Des images diffusées sur Internet montraient Thitisan et six autres agents en train d'enrouler sept sacs en plastique autour de la tête d'un suspect âgé de 24 ans pendant qu'ils l'interrogeaient et tentaient de lui extorquer quelque 60.000 dollars, ce qui a entraîné sa mort.

Le juge du tribunal pénal central de Bangkok chargé des affaires de corruption et de mauvaise conduite a condamné le policier, âgé de 41 ans, à la peine de mort, mais l'a immédiatement commuée en peine de prison à vie car l'accusé avait tenté de ranimer sa victime et avait payé les frais d'obsèques de la famille.

"Je me suis senti impuissant pendant le jugement, et ma femme pleurait", a déclaré Jakkrit Klandi, le père de la victime, à l'extérieur du tribunal. "Les sept flics doivent retenir la leçon et payent pour leur crime".
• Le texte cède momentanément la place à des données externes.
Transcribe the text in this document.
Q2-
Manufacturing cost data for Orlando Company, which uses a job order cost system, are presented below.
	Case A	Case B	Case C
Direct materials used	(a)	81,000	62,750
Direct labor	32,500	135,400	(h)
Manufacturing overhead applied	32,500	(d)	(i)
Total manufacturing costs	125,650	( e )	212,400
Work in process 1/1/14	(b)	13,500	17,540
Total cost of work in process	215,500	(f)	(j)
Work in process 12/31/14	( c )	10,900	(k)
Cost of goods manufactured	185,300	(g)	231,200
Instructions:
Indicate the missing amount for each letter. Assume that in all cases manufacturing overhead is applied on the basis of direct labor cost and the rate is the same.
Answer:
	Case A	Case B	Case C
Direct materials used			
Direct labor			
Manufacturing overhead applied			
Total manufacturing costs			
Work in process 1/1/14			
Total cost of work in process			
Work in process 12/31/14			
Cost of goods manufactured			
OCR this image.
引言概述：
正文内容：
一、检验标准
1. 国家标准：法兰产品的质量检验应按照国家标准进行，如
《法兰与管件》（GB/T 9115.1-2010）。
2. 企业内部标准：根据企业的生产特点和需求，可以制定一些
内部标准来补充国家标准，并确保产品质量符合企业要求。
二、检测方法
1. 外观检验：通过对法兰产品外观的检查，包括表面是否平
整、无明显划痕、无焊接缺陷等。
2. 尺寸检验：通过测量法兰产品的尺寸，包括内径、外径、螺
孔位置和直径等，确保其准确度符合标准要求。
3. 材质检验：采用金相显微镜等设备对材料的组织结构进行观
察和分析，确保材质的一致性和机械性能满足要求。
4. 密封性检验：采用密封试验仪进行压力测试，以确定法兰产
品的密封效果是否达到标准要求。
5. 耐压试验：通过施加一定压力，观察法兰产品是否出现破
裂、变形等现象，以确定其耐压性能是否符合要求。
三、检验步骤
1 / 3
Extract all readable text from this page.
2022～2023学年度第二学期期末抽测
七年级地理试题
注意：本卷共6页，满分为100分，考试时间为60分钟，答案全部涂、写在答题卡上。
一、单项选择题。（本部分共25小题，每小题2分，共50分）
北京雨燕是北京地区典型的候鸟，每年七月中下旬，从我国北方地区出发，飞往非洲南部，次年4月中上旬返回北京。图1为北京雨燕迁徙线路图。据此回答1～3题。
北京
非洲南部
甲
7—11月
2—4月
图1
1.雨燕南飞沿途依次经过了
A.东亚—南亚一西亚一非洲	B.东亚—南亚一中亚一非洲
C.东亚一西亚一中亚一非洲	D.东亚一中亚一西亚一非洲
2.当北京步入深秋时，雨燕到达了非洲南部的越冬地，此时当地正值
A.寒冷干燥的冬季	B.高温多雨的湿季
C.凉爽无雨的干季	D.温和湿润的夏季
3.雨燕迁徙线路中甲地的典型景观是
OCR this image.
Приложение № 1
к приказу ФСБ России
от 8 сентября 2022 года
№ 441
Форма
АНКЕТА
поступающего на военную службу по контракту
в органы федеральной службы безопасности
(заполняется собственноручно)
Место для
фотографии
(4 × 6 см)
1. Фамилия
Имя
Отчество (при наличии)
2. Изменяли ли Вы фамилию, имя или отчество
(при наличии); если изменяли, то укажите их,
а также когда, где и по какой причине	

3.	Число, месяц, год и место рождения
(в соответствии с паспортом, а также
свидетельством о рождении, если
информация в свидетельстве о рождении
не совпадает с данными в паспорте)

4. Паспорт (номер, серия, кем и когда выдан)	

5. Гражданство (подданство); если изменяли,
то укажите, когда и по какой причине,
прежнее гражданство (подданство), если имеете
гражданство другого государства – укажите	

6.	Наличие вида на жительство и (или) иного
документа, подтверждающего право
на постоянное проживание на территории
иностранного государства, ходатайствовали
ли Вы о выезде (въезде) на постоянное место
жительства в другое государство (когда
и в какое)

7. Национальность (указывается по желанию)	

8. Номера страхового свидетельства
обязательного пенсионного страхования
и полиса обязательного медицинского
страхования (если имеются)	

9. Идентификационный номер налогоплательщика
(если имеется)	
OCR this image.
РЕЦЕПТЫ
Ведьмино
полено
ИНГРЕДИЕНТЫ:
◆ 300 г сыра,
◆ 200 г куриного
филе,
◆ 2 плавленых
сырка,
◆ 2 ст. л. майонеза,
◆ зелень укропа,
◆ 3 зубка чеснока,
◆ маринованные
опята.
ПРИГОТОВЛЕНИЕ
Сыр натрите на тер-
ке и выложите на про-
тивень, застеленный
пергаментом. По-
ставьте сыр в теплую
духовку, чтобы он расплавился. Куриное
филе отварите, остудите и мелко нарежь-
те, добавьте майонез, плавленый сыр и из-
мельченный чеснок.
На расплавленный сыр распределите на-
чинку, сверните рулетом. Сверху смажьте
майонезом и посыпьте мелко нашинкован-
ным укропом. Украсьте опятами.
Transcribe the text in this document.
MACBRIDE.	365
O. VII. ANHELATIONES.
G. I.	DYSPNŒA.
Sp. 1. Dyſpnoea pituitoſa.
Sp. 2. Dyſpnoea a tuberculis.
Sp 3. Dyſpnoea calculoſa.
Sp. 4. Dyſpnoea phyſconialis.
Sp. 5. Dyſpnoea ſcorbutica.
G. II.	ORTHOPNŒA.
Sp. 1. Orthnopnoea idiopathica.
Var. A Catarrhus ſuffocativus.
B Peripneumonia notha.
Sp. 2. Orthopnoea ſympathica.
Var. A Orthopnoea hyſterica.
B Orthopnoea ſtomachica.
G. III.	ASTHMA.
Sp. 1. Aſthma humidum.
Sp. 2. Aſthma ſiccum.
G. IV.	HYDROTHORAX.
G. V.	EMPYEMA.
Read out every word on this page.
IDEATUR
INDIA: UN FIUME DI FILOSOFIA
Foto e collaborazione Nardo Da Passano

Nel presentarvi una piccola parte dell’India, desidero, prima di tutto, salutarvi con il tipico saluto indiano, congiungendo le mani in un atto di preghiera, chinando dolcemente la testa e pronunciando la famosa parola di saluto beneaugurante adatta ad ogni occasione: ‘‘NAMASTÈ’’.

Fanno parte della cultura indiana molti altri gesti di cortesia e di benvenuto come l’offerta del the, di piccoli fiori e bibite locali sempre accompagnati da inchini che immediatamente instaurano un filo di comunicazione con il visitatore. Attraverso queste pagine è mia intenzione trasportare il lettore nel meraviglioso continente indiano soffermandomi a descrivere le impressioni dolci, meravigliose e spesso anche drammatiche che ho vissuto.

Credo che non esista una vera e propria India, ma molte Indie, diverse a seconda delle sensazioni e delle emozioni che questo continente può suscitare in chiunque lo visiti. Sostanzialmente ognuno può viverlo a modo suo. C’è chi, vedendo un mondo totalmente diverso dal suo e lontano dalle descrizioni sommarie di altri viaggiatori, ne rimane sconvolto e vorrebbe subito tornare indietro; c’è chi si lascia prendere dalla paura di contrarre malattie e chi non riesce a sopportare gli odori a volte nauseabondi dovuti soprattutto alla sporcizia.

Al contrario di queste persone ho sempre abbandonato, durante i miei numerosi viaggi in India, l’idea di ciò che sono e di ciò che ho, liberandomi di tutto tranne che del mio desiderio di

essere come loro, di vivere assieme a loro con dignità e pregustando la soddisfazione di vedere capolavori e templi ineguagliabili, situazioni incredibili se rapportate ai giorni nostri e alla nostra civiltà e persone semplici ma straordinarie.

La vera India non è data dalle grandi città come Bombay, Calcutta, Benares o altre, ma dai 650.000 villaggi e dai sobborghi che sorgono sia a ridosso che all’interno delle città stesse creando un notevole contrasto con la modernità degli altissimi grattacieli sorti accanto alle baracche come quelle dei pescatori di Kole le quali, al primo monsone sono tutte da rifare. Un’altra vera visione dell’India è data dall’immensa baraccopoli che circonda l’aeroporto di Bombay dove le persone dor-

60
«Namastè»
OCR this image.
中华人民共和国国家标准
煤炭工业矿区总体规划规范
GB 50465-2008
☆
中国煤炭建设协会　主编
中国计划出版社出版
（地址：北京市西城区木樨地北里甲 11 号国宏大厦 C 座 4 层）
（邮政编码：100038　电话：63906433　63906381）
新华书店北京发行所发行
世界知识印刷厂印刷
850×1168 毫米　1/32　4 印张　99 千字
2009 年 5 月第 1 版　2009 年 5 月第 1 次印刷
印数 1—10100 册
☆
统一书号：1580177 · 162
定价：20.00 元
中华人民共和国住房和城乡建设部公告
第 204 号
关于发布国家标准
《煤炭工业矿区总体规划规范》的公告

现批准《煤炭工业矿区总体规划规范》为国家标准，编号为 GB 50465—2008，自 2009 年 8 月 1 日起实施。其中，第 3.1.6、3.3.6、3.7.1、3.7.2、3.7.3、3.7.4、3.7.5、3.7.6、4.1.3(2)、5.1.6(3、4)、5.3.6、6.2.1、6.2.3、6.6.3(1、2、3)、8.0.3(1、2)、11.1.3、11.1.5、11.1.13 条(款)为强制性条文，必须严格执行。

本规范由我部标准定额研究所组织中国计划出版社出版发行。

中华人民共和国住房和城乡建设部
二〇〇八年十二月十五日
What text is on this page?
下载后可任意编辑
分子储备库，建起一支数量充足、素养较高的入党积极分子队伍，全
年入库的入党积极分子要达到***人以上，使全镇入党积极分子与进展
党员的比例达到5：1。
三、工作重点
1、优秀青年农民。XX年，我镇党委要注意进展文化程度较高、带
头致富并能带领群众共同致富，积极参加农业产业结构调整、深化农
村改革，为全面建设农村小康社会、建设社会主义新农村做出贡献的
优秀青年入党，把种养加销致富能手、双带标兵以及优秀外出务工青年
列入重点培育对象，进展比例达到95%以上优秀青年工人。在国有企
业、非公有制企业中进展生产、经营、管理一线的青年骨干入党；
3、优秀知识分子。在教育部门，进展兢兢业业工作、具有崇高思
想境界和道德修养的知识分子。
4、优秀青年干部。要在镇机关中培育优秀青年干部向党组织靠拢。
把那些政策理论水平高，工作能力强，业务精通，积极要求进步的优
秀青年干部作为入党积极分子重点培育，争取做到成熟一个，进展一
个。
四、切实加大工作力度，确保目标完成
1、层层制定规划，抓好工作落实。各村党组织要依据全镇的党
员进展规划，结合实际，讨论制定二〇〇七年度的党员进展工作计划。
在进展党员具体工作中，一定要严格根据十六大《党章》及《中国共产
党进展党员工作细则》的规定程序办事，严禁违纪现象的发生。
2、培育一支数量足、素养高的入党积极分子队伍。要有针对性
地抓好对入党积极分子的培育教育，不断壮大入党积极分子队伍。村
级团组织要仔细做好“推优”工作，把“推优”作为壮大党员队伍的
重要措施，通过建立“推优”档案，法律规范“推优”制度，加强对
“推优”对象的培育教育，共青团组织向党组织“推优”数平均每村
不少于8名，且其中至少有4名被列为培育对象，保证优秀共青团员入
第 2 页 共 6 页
Cinq des six autres officiers impliqués dans l'affaire ont été reconnus coupables de meurtre et également été condamnés à la prison à vie. Un septième a été condamné à cinq ans et quatre mois, suite à son témoignage.

Thitisan et les autres policiers ont un mois pour faire appel du verdict.

Après la diffusion des images en août 2021, le policier, simple chef d'un poste de police à 250 kilomètres de Bangkok, s'était rendu à la police, qui avait perquisitionné son manoir et découvert de nombreuses voitures de luxe, dont une Lamborghini estimée à 1,2 million d'euros.

Près d'un Thaïlandais sur deux déclare avoir versé un pot-de-vin à la police au cours des 12 derniers mois, d'après une étude de Transparency International publiée fin 2020.

La Thaïlande a perdu 19 places depuis 2014 dans le classement sur la corruption fournie par cette ONG, tombée à la 104e place sur 180 pays.